The Soviets were very close to losing

Even in these unfavorable conditions, the training and discipline of the Germans caused 90% of Stalingrad’s territory to fall into their hands, reaching the Volga. Here, however, the tactical superiority of the Soviets intervened. In the north and south of the city, the Russians secretly rebuilt their forces, a secret that, surprisingly, the German intelligence service did not detect. Soviet troops under General Zhukov attacked the flank of the Sixth Army as it continued to destroy the last regions of Soviet resistance.

The Russians deliberately attacked Germany’s allies, namely Romanians, Hungarians, and Italians, because they predicted that they would not have the strength of the Germans. The attack took place on November 23, 1942, encircling the Sixth Army. About 250,000 Romanian soldiers, poorly equipped and fed, grouped in two armies (3rd and 4th), flanked the German 6th Army to the north and south.

Romanian soldiers were taken as prisoners after the battle of Stalingrad (Source: Wikimedia Commons)

At the end of the battle that turned the tide of the war, 158,854 casualties were recorded by Romania (dead, wounded, missing), representing two-thirds of the troops. It was the greatest disaster in the history of the Romanians, and the Germans blamed the Romanian Army for the failure at Stalingrad.

Hitler, who believed himself to be a military genius and trusted the motivation of German troops, ordered the Sixth Army not to withdraw, even if it was to be completely surrounded. This boldness of Hitler (from the comfort of his own office, far from the front and his reality) made the generals unable to take action depending on the context on the front.

Soldiers from the Sixth army preparing for the last stand (Source: Wikimedia Commons)

A context that was increasingly gloomy for the Axis’s ordinary soldier who found himself without supplies, without winter equipment (the end of November already meant winter), surrounded and harassed by the Russians. General Paulus, who commanded the Sixth Army, could withdraw in the weeks of the Soviet counteroffensive in November.

Moreover, the Luftwaffe was unable to supply the besieged army, which meant another blow to the morale of the soldiers.

German General Eric von Manstein (Source: Wikimedia Commons)

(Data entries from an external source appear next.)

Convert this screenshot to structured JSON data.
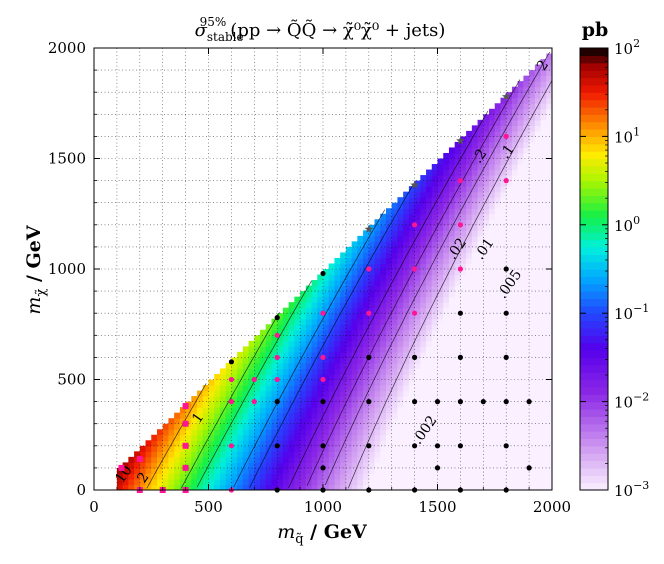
{
  "chart_data": {
    "type": "heatmap",
    "title": "σ_stable^95% (pp → Q̃Q̃ → χ̃⁰χ̃⁰ + jets)",
    "title_parts": {
      "sigma": "σ",
      "sub": "stable",
      "sup": "95%",
      "expr": "(pp → Q̃Q̃ → χ̃⁰χ̃⁰ + jets)"
    },
    "xlabel": "m_q̃ / GeV",
    "ylabel": "m_χ̃ / GeV",
    "xlabel_parts": {
      "sym": "m",
      "sub": "q̃",
      "unit": " / GeV"
    },
    "ylabel_parts": {
      "sym": "m",
      "sub": "χ̃",
      "unit": " / GeV"
    },
    "xlim": [
      0,
      2000
    ],
    "ylim": [
      0,
      2000
    ],
    "xticks": [
      0,
      500,
      1000,
      1500,
      2000
    ],
    "yticks": [
      0,
      500,
      1000,
      1500,
      2000
    ],
    "xtick_labels": [
      "0",
      "500",
      "1000",
      "1500",
      "2000"
    ],
    "ytick_labels": [
      "0",
      "500",
      "1000",
      "1500",
      "2000"
    ],
    "grid": true,
    "colorbar": {
      "label": "pb",
      "scale": "log",
      "range": [
        0.001,
        100
      ],
      "ticks": [
        0.001,
        0.01,
        0.1,
        1,
        10,
        100
      ],
      "tick_labels": [
        {
          "base": "10",
          "exp": "−3"
        },
        {
          "base": "10",
          "exp": "−2"
        },
        {
          "base": "10",
          "exp": "−1"
        },
        {
          "base": "10",
          "exp": "0"
        },
        {
          "base": "10",
          "exp": "1"
        },
        {
          "base": "10",
          "exp": "2"
        }
      ]
    },
    "contour_labels": [
      {
        "text": "10",
        "x": 145,
        "y": 60
      },
      {
        "text": "2",
        "x": 230,
        "y": 45
      },
      {
        "text": "1",
        "x": 470,
        "y": 315
      },
      {
        "text": ".002",
        "x": 1460,
        "y": 260
      },
      {
        "text": ".005",
        "x": 1830,
        "y": 920
      },
      {
        "text": ".02",
        "x": 1600,
        "y": 1080
      },
      {
        "text": ".01",
        "x": 1720,
        "y": 1080
      },
      {
        "text": ".2",
        "x": 1700,
        "y": 1500
      },
      {
        "text": ".1",
        "x": 1820,
        "y": 1520
      },
      {
        "text": "2",
        "x": 1975,
        "y": 1910
      }
    ],
    "points": [
      {
        "x": 120,
        "y": 100,
        "marker": "square",
        "color": "#ff1493"
      },
      {
        "x": 200,
        "y": 140,
        "marker": "square",
        "color": "#ff1493"
      },
      {
        "x": 400,
        "y": 380,
        "marker": "square",
        "color": "#ff1493"
      },
      {
        "x": 400,
        "y": 300,
        "marker": "square",
        "color": "#ff1493"
      },
      {
        "x": 400,
        "y": 200,
        "marker": "square",
        "color": "#ff1493"
      },
      {
        "x": 400,
        "y": 100,
        "marker": "square",
        "color": "#ff1493"
      },
      {
        "x": 400,
        "y": 0,
        "marker": "square",
        "color": "#ff1493"
      },
      {
        "x": 200,
        "y": 0,
        "marker": "square",
        "color": "#ff1493"
      },
      {
        "x": 300,
        "y": 0,
        "marker": "square",
        "color": "#ff1493"
      },
      {
        "x": 600,
        "y": 500,
        "marker": "circle",
        "color": "#ff1493"
      },
      {
        "x": 600,
        "y": 400,
        "marker": "circle",
        "color": "#ff1493"
      },
      {
        "x": 600,
        "y": 200,
        "marker": "circle",
        "color": "#ff1493"
      },
      {
        "x": 600,
        "y": 0,
        "marker": "circle",
        "color": "#ff1493"
      },
      {
        "x": 700,
        "y": 500,
        "marker": "circle",
        "color": "#ff1493"
      },
      {
        "x": 700,
        "y": 400,
        "marker": "circle",
        "color": "#ff1493"
      },
      {
        "x": 800,
        "y": 700,
        "marker": "circle",
        "color": "#ff1493"
      },
      {
        "x": 800,
        "y": 600,
        "marker": "circle",
        "color": "#ff1493"
      },
      {
        "x": 800,
        "y": 500,
        "marker": "circle",
        "color": "#ff1493"
      },
      {
        "x": 1000,
        "y": 800,
        "marker": "circle",
        "color": "#ff1493"
      },
      {
        "x": 1000,
        "y": 600,
        "marker": "circle",
        "color": "#ff1493"
      },
      {
        "x": 1000,
        "y": 500,
        "marker": "circle",
        "color": "#ff1493"
      },
      {
        "x": 1200,
        "y": 1000,
        "marker": "circle",
        "color": "#ff1493"
      },
      {
        "x": 1200,
        "y": 800,
        "marker": "circle",
        "color": "#ff1493"
      },
      {
        "x": 1400,
        "y": 1200,
        "marker": "circle",
        "color": "#ff1493"
      },
      {
        "x": 1400,
        "y": 1000,
        "marker": "circle",
        "color": "#ff1493"
      },
      {
        "x": 1400,
        "y": 800,
        "marker": "circle",
        "color": "#ff1493"
      },
      {
        "x": 1600,
        "y": 1400,
        "marker": "circle",
        "color": "#ff1493"
      },
      {
        "x": 1600,
        "y": 1200,
        "marker": "circle",
        "color": "#ff1493"
      },
      {
        "x": 1600,
        "y": 1000,
        "marker": "circle",
        "color": "#ff1493"
      },
      {
        "x": 1800,
        "y": 1600,
        "marker": "circle",
        "color": "#ff1493"
      },
      {
        "x": 1800,
        "y": 1400,
        "marker": "circle",
        "color": "#ff1493"
      },
      {
        "x": 600,
        "y": 580,
        "marker": "circle",
        "color": "#000000"
      },
      {
        "x": 800,
        "y": 780,
        "marker": "circle",
        "color": "#000000"
      },
      {
        "x": 1000,
        "y": 980,
        "marker": "circle",
        "color": "#000000"
      },
      {
        "x": 800,
        "y": 400,
        "marker": "circle",
        "color": "#000000"
      },
      {
        "x": 800,
        "y": 200,
        "marker": "circle",
        "color": "#000000"
      },
      {
        "x": 800,
        "y": 0,
        "marker": "circle",
        "color": "#000000"
      },
      {
        "x": 1000,
        "y": 400,
        "marker": "circle",
        "color": "#000000"
      },
      {
        "x": 1000,
        "y": 200,
        "marker": "circle",
        "color": "#000000"
      },
      {
        "x": 1000,
        "y": 100,
        "marker": "circle",
        "color": "#000000"
      },
      {
        "x": 1000,
        "y": 0,
        "marker": "circle",
        "color": "#000000"
      },
      {
        "x": 1200,
        "y": 600,
        "marker": "circle",
        "color": "#000000"
      },
      {
        "x": 1200,
        "y": 400,
        "marker": "circle",
        "color": "#000000"
      },
      {
        "x": 1200,
        "y": 200,
        "marker": "circle",
        "color": "#000000"
      },
      {
        "x": 1200,
        "y": 0,
        "marker": "circle",
        "color": "#000000"
      },
      {
        "x": 1400,
        "y": 600,
        "marker": "circle",
        "color": "#000000"
      },
      {
        "x": 1400,
        "y": 400,
        "marker": "circle",
        "color": "#000000"
      },
      {
        "x": 1400,
        "y": 200,
        "marker": "circle",
        "color": "#000000"
      },
      {
        "x": 1400,
        "y": 0,
        "marker": "circle",
        "color": "#000000"
      },
      {
        "x": 1500,
        "y": 400,
        "marker": "circle",
        "color": "#000000"
      },
      {
        "x": 1500,
        "y": 200,
        "marker": "circle",
        "color": "#000000"
      },
      {
        "x": 1500,
        "y": 100,
        "marker": "circle",
        "color": "#000000"
      },
      {
        "x": 1600,
        "y": 800,
        "marker": "circle",
        "color": "#000000"
      },
      {
        "x": 1600,
        "y": 600,
        "marker": "circle",
        "color": "#000000"
      },
      {
        "x": 1600,
        "y": 400,
        "marker": "circle",
        "color": "#000000"
      },
      {
        "x": 1600,
        "y": 200,
        "marker": "circle",
        "color": "#000000"
      },
      {
        "x": 1600,
        "y": 0,
        "marker": "circle",
        "color": "#000000"
      },
      {
        "x": 1700,
        "y": 400,
        "marker": "circle",
        "color": "#000000"
      },
      {
        "x": 1800,
        "y": 1000,
        "marker": "circle",
        "color": "#000000"
      },
      {
        "x": 1800,
        "y": 800,
        "marker": "circle",
        "color": "#000000"
      },
      {
        "x": 1800,
        "y": 600,
        "marker": "circle",
        "color": "#000000"
      },
      {
        "x": 1800,
        "y": 400,
        "marker": "circle",
        "color": "#000000"
      },
      {
        "x": 1800,
        "y": 200,
        "marker": "circle",
        "color": "#000000"
      },
      {
        "x": 1800,
        "y": 0,
        "marker": "circle",
        "color": "#000000"
      },
      {
        "x": 1900,
        "y": 400,
        "marker": "circle",
        "color": "#000000"
      },
      {
        "x": 1900,
        "y": 100,
        "marker": "circle",
        "color": "#000000"
      },
      {
        "x": 1200,
        "y": 1180,
        "marker": "star",
        "color": "#555555"
      },
      {
        "x": 1400,
        "y": 1380,
        "marker": "star",
        "color": "#555555"
      },
      {
        "x": 1600,
        "y": 1580,
        "marker": "star",
        "color": "#555555"
      },
      {
        "x": 1800,
        "y": 1780,
        "marker": "star",
        "color": "#555555"
      }
    ]
  }
}
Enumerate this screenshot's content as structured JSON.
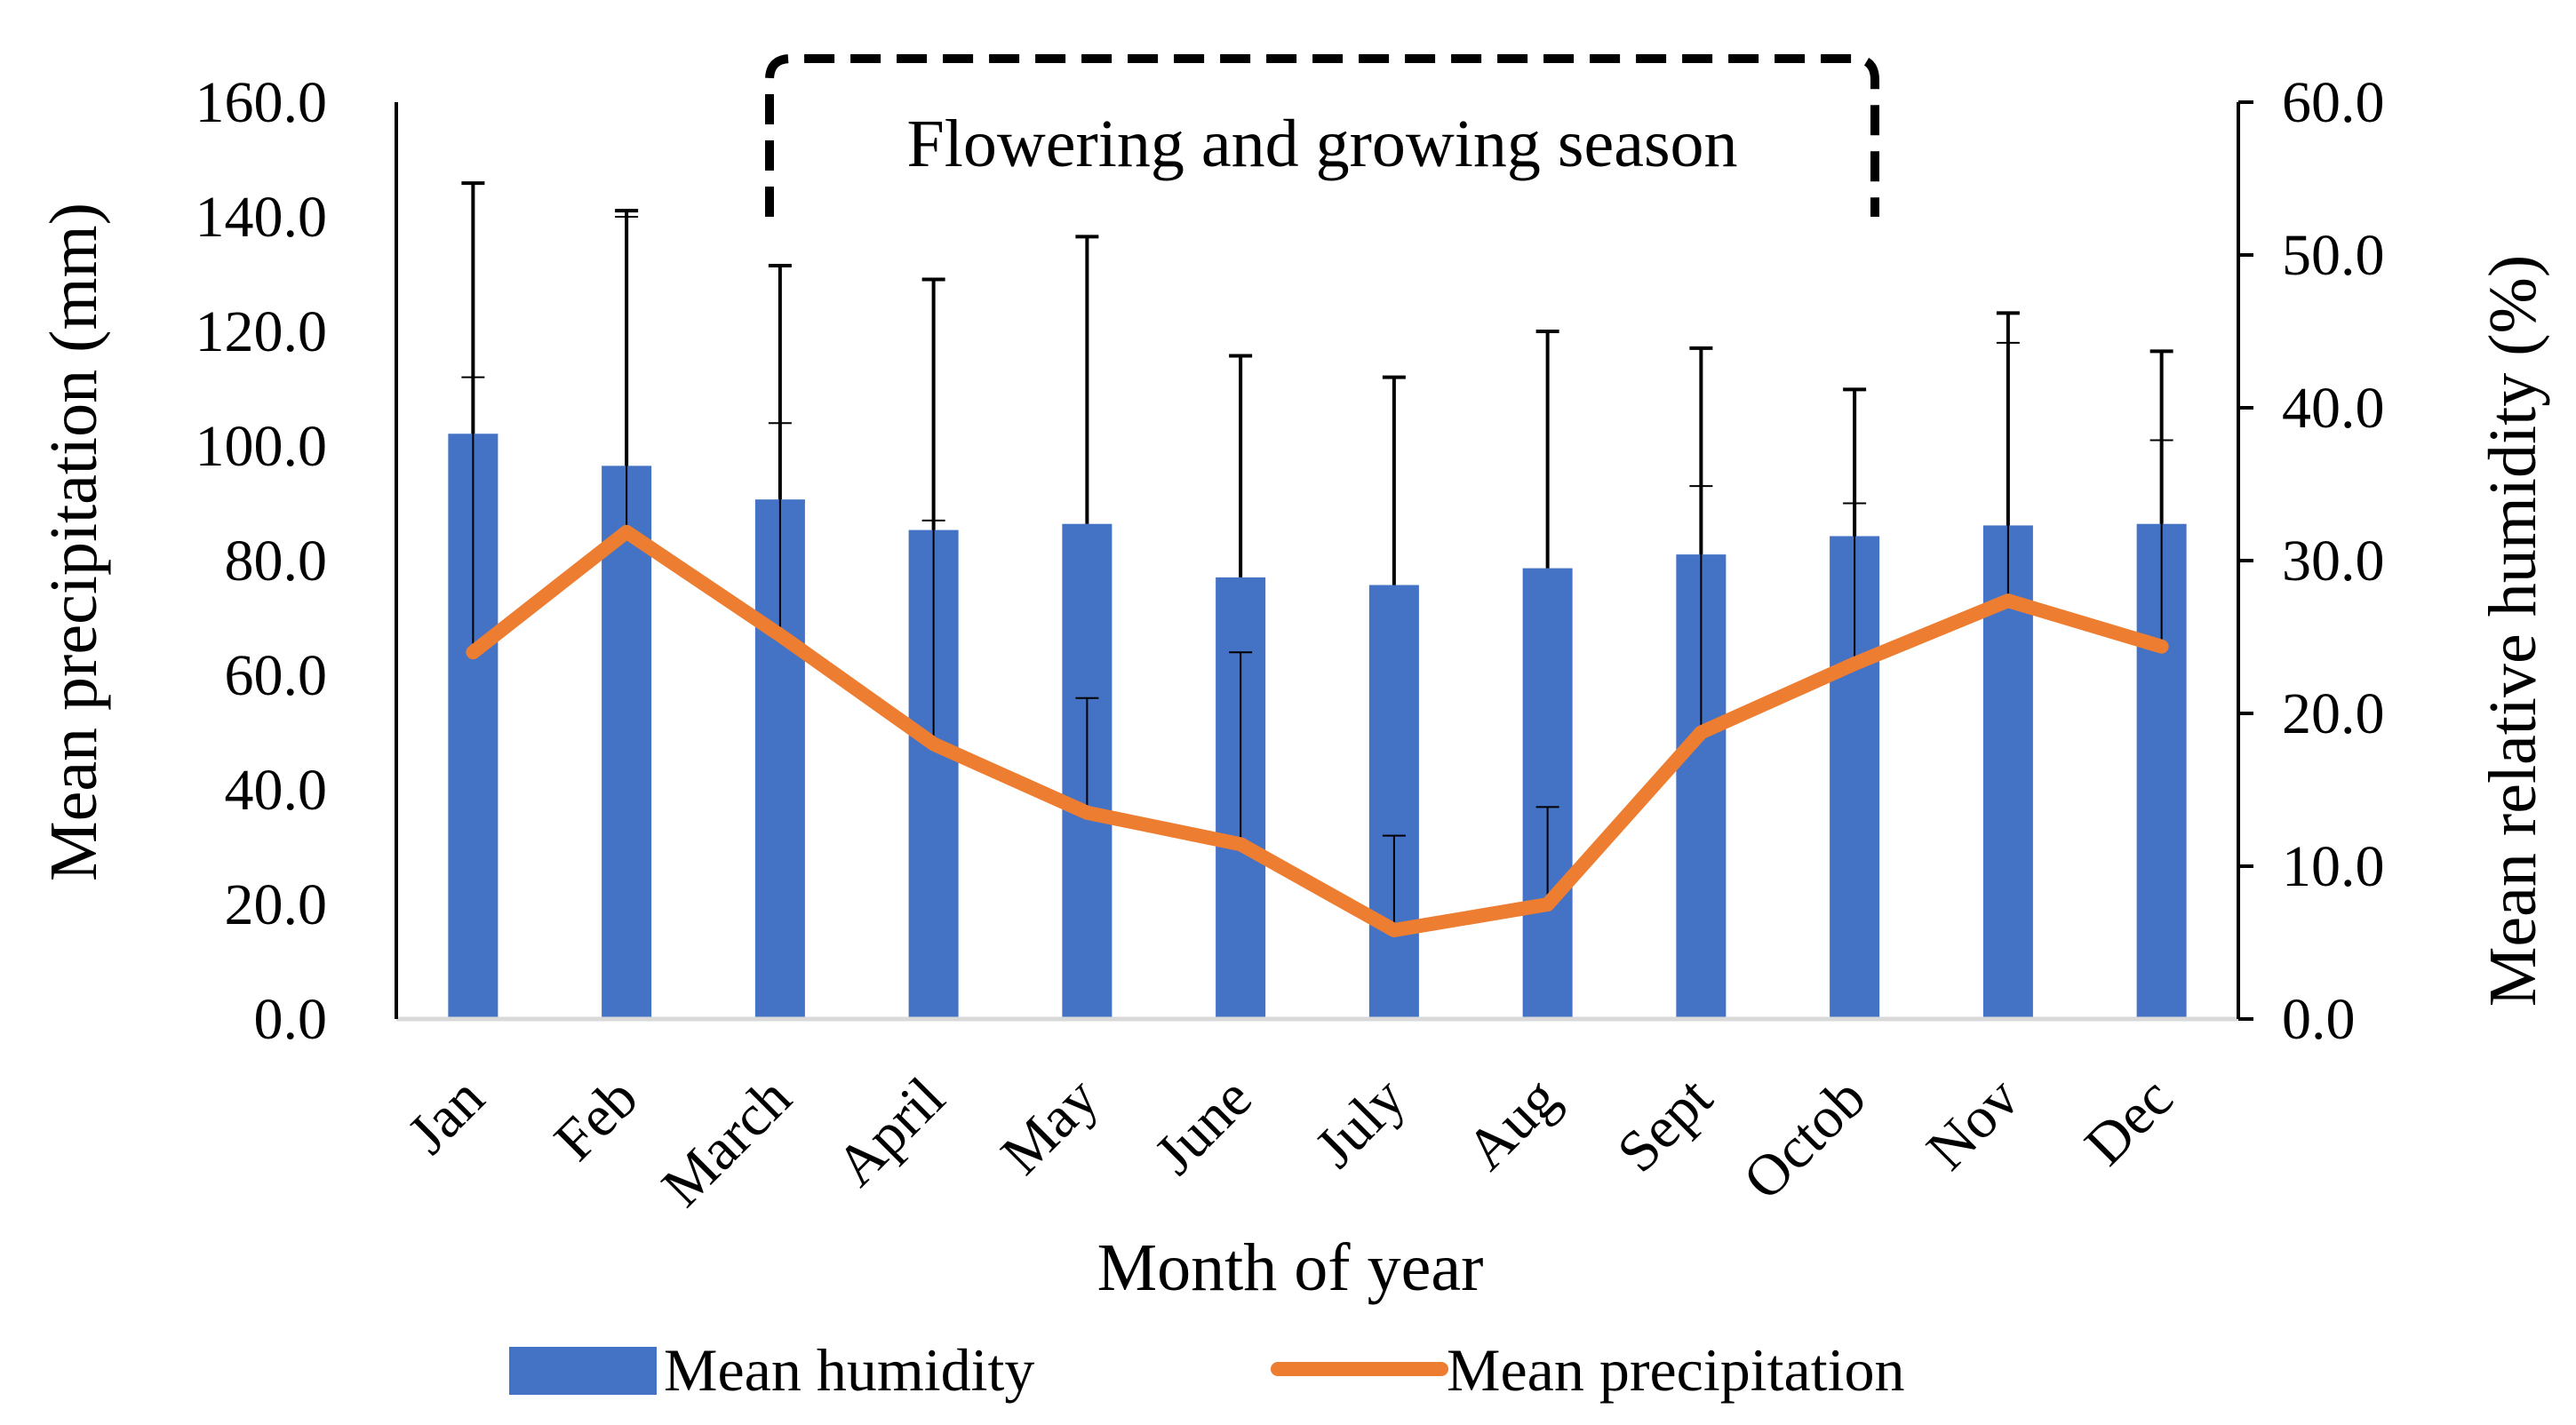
{
  "chart_data": {
    "type": "bar+line",
    "title": "",
    "xlabel": "Month of year",
    "ylabel_left": "Mean precipitation (mm)",
    "ylabel_right": "Mean relative humidity (%)",
    "ylim_left": [
      0,
      160
    ],
    "ylim_right": [
      0,
      60
    ],
    "yticks_left": [
      "0.0",
      "20.0",
      "40.0",
      "60.0",
      "80.0",
      "100.0",
      "120.0",
      "140.0",
      "160.0"
    ],
    "yticks_right": [
      "0.0",
      "10.0",
      "20.0",
      "30.0",
      "40.0",
      "50.0",
      "60.0"
    ],
    "categories": [
      "Jan",
      "Feb",
      "March",
      "April",
      "May",
      "June",
      "July",
      "Aug",
      "Sept",
      "Octob",
      "Nov",
      "Dec"
    ],
    "grid": false,
    "legend_position": "bottom",
    "series": [
      {
        "name": "Mean humidity",
        "type": "bar",
        "axis": "right",
        "color": "#4472C4",
        "values": [
          38.3,
          36.2,
          34.0,
          32.0,
          32.4,
          28.9,
          28.4,
          29.5,
          30.4,
          31.6,
          32.3,
          32.4
        ],
        "error_upper": [
          54.7,
          52.9,
          49.3,
          48.4,
          51.2,
          43.4,
          42.0,
          45.0,
          43.9,
          41.2,
          46.2,
          43.7
        ]
      },
      {
        "name": "Mean precipitation",
        "type": "line",
        "axis": "left",
        "color": "#ED7D31",
        "values": [
          64.0,
          85.0,
          67.0,
          48.0,
          36.0,
          30.5,
          15.5,
          20.0,
          50.0,
          62.0,
          73.0,
          65.0
        ],
        "error_upper": [
          112.0,
          140.0,
          104.0,
          87.0,
          56.0,
          64.0,
          32.0,
          37.0,
          93.0,
          90.0,
          118.0,
          101.0
        ]
      }
    ],
    "annotation": {
      "text": "Flowering and growing season",
      "span": [
        "March",
        "Octob"
      ],
      "style": "dashed-bracket"
    }
  }
}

A small victory for the Germans was on December 19, despite the fact that it was mid-winter, German General Eric von Manstein managed to reach Stalingrad. His forces approached 30 kilometers from the besieged 6th Army, but Paul refused to attack to make the junction because of Hitler’s orders. If the latter offered more flexibility to the generals, Paul could have saved the soldiers’ lives.

Eventually, Von Paulus (promoted to the rank of field marshal the day before he surrendered) violated Hitler’s orders to fight to the last man, and on February 2, 1943, he surrendered with the rest of the Axis soldiers. Half a million German, Romanian, Hungarian, Italian soldiers, etc. died, either because of the Russians or because of the cold.

Germany lost not only an entire army, which was devastating in itself but also its aura of invincibility. The Germans became more critical of Hitler’s policies, even leading to assassination attempts.

There are many reasons for Germany’s defeat at Stalingrad, such as the climate, the numerical superiority of the Soviets, the partisans who sabotaged the supply routes, etc., but the main reason is the intervention of Hitler who was unable to understand the reality on the ground.

In fact, without Hitler’s intervention, there was no Battle of Stalingrad. It is true that the city was industrialized and could produce military equipment, but this potential could be reduced or even neutralized by the Luftwaffe, as has happened in other situations when Germany took advantage of air superiority on the Eastern Front.